Imagem: Ana Hatherly, Mapas da Imaginação e da Memória, 1973. Clique na imagem para a ver com melhor definição.
Maria João
2 Comments:
Excelente post, Maria João. Ainda assim, deixa-me perguntar-te. Quando falas na «solidão do individualismo», que queres dizer com isso? É que a mim parece-me que o individualismo, precisamente por ser a afirmação do indivíduo (que só é possível se existirem outros) não é solidão.

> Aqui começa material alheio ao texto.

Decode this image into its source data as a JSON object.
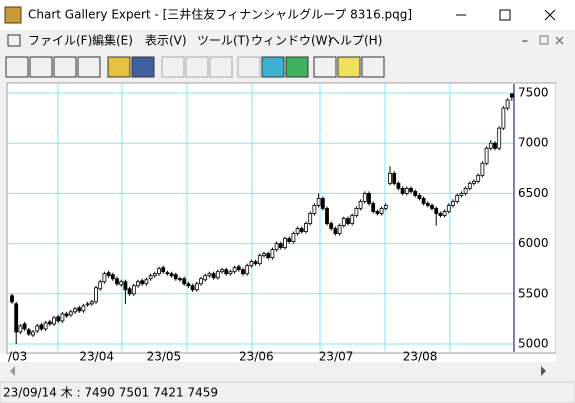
{
  "window": {
    "title": "Chart Gallery Expert - [三井住友フィナンシャルグループ 8316.pqg]"
  },
  "menu": [
    "ファイル(F)",
    "編集(E)",
    "表示(V)",
    "ツール(T)",
    "ウィンドウ(W)",
    "ヘルプ(H)"
  ],
  "status_bar": {
    "text": "23/09/14 木 : 7490 7501 7421 7459"
  },
  "chart_data": {
    "type": "candlestick",
    "open": [
      5480,
      5400,
      5120,
      5200,
      5140,
      5090,
      5130,
      5190,
      5150,
      5220,
      5200,
      5270,
      5230,
      5300,
      5290,
      5320,
      5360,
      5330,
      5390,
      5400,
      5420,
      5550,
      5620,
      5710,
      5690,
      5650,
      5590,
      5620,
      5550,
      5500,
      5580,
      5630,
      5600,
      5650,
      5680,
      5700,
      5760,
      5710,
      5700,
      5690,
      5650,
      5650,
      5600,
      5580,
      5540,
      5600,
      5640,
      5680,
      5700,
      5660,
      5720,
      5740,
      5700,
      5720,
      5770,
      5740,
      5700,
      5780,
      5820,
      5800,
      5880,
      5900,
      5860,
      5940,
      6000,
      5960,
      6050,
      6020,
      6100,
      6150,
      6120,
      6200,
      6300,
      6380,
      6450,
      6350,
      6200,
      6150,
      6100,
      6180,
      6250,
      6200,
      6280,
      6350,
      6420,
      6500,
      6400,
      6320,
      6300,
      6350,
      6600,
      6700,
      6600,
      6550,
      6500,
      6550,
      6520,
      6480,
      6450,
      6400,
      6380,
      6350,
      6300,
      6280,
      6320,
      6380,
      6420,
      6480,
      6500,
      6550,
      6600,
      6620,
      6680,
      6800,
      6950,
      7000,
      6950,
      7150,
      7350,
      7490
    ],
    "high": [
      5500,
      5420,
      5200,
      5220,
      5160,
      5140,
      5200,
      5210,
      5230,
      5240,
      5280,
      5290,
      5320,
      5320,
      5340,
      5370,
      5380,
      5400,
      5420,
      5440,
      5580,
      5640,
      5720,
      5730,
      5710,
      5670,
      5640,
      5640,
      5570,
      5600,
      5640,
      5650,
      5660,
      5700,
      5720,
      5770,
      5780,
      5730,
      5720,
      5710,
      5670,
      5670,
      5620,
      5600,
      5620,
      5670,
      5700,
      5720,
      5720,
      5740,
      5760,
      5760,
      5740,
      5780,
      5790,
      5760,
      5800,
      5840,
      5840,
      5900,
      5920,
      5920,
      5960,
      6020,
      6020,
      6070,
      6070,
      6120,
      6170,
      6170,
      6220,
      6320,
      6400,
      6500,
      6470,
      6370,
      6220,
      6170,
      6200,
      6270,
      6270,
      6300,
      6370,
      6440,
      6520,
      6520,
      6420,
      6340,
      6370,
      6400,
      6770,
      6720,
      6620,
      6570,
      6570,
      6570,
      6540,
      6500,
      6470,
      6420,
      6400,
      6370,
      6320,
      6340,
      6400,
      6440,
      6500,
      6520,
      6570,
      6620,
      6640,
      6700,
      6820,
      6970,
      7030,
      7020,
      7170,
      7370,
      7450,
      7501
    ],
    "low": [
      5400,
      5000,
      5100,
      5130,
      5080,
      5070,
      5110,
      5130,
      5130,
      5180,
      5180,
      5210,
      5210,
      5260,
      5270,
      5300,
      5310,
      5310,
      5370,
      5380,
      5400,
      5530,
      5600,
      5660,
      5630,
      5580,
      5570,
      5400,
      5480,
      5480,
      5560,
      5580,
      5580,
      5630,
      5660,
      5680,
      5700,
      5680,
      5660,
      5630,
      5620,
      5580,
      5560,
      5520,
      5520,
      5580,
      5620,
      5660,
      5640,
      5640,
      5700,
      5680,
      5680,
      5700,
      5720,
      5680,
      5680,
      5760,
      5780,
      5780,
      5860,
      5840,
      5840,
      5920,
      5940,
      5940,
      6000,
      6000,
      6080,
      6100,
      6100,
      6180,
      6280,
      6360,
      6330,
      6180,
      6130,
      6080,
      6080,
      6160,
      6180,
      6180,
      6260,
      6330,
      6400,
      6380,
      6300,
      6280,
      6280,
      6330,
      6580,
      6580,
      6530,
      6480,
      6480,
      6500,
      6460,
      6430,
      6380,
      6360,
      6330,
      6180,
      6260,
      6260,
      6300,
      6360,
      6400,
      6460,
      6480,
      6530,
      6580,
      6600,
      6660,
      6780,
      6930,
      6930,
      6930,
      7130,
      7330,
      7421
    ],
    "close": [
      5420,
      5120,
      5180,
      5150,
      5100,
      5120,
      5180,
      5150,
      5210,
      5200,
      5260,
      5230,
      5300,
      5280,
      5320,
      5350,
      5330,
      5380,
      5400,
      5420,
      5560,
      5620,
      5700,
      5680,
      5650,
      5600,
      5620,
      5540,
      5500,
      5580,
      5620,
      5600,
      5640,
      5680,
      5700,
      5750,
      5720,
      5700,
      5680,
      5650,
      5640,
      5600,
      5580,
      5540,
      5600,
      5650,
      5680,
      5700,
      5660,
      5720,
      5740,
      5700,
      5720,
      5760,
      5740,
      5700,
      5780,
      5820,
      5800,
      5880,
      5900,
      5860,
      5940,
      6000,
      5960,
      6050,
      6020,
      6100,
      6150,
      6120,
      6200,
      6300,
      6380,
      6450,
      6350,
      6200,
      6150,
      6100,
      6180,
      6250,
      6200,
      6280,
      6350,
      6420,
      6500,
      6400,
      6320,
      6300,
      6350,
      6380,
      6700,
      6600,
      6550,
      6500,
      6550,
      6520,
      6480,
      6450,
      6400,
      6380,
      6350,
      6300,
      6280,
      6320,
      6380,
      6420,
      6480,
      6500,
      6550,
      6600,
      6620,
      6680,
      6800,
      6950,
      7000,
      6950,
      7150,
      7350,
      7430,
      7459
    ],
    "ylim": [
      4920,
      7560
    ],
    "yticks": [
      5000,
      5500,
      6000,
      6500,
      7000,
      7500
    ],
    "xticks": [
      {
        "value": 0,
        "label": "/03"
      },
      {
        "value": 17,
        "label": "23/04"
      },
      {
        "value": 33,
        "label": "23/05"
      },
      {
        "value": 55,
        "label": "23/06"
      },
      {
        "value": 74,
        "label": "23/07"
      },
      {
        "value": 94,
        "label": "23/08"
      }
    ],
    "grid": true,
    "grid_color": "#80e8f4",
    "up_color": "#ffffff",
    "down_color": "#000000"
  }
}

Tudo pode ser visto dos dois lados da moeda: individualismo no sentido positivo é a afirmação do individuo, que só é possível se existirem outros. No lado negativo é a afirmação do egoismo e egocentrismo. O primeiro é saber estar só, a solidão é um recolhimento para criar ou para meditar, é ter personalidade ou o que chamo vida própria, que premite construir algo pode compartilhar com os outros; o segundo é estar sozinho, pensar apenas em si, mesmo quando está com os outros; é não compartilhar nada, querer apenas receber e não dar, é a afirmação do individuo no mau sentido, a manipulação dos outros, o gosto pelo poder, a ditadura.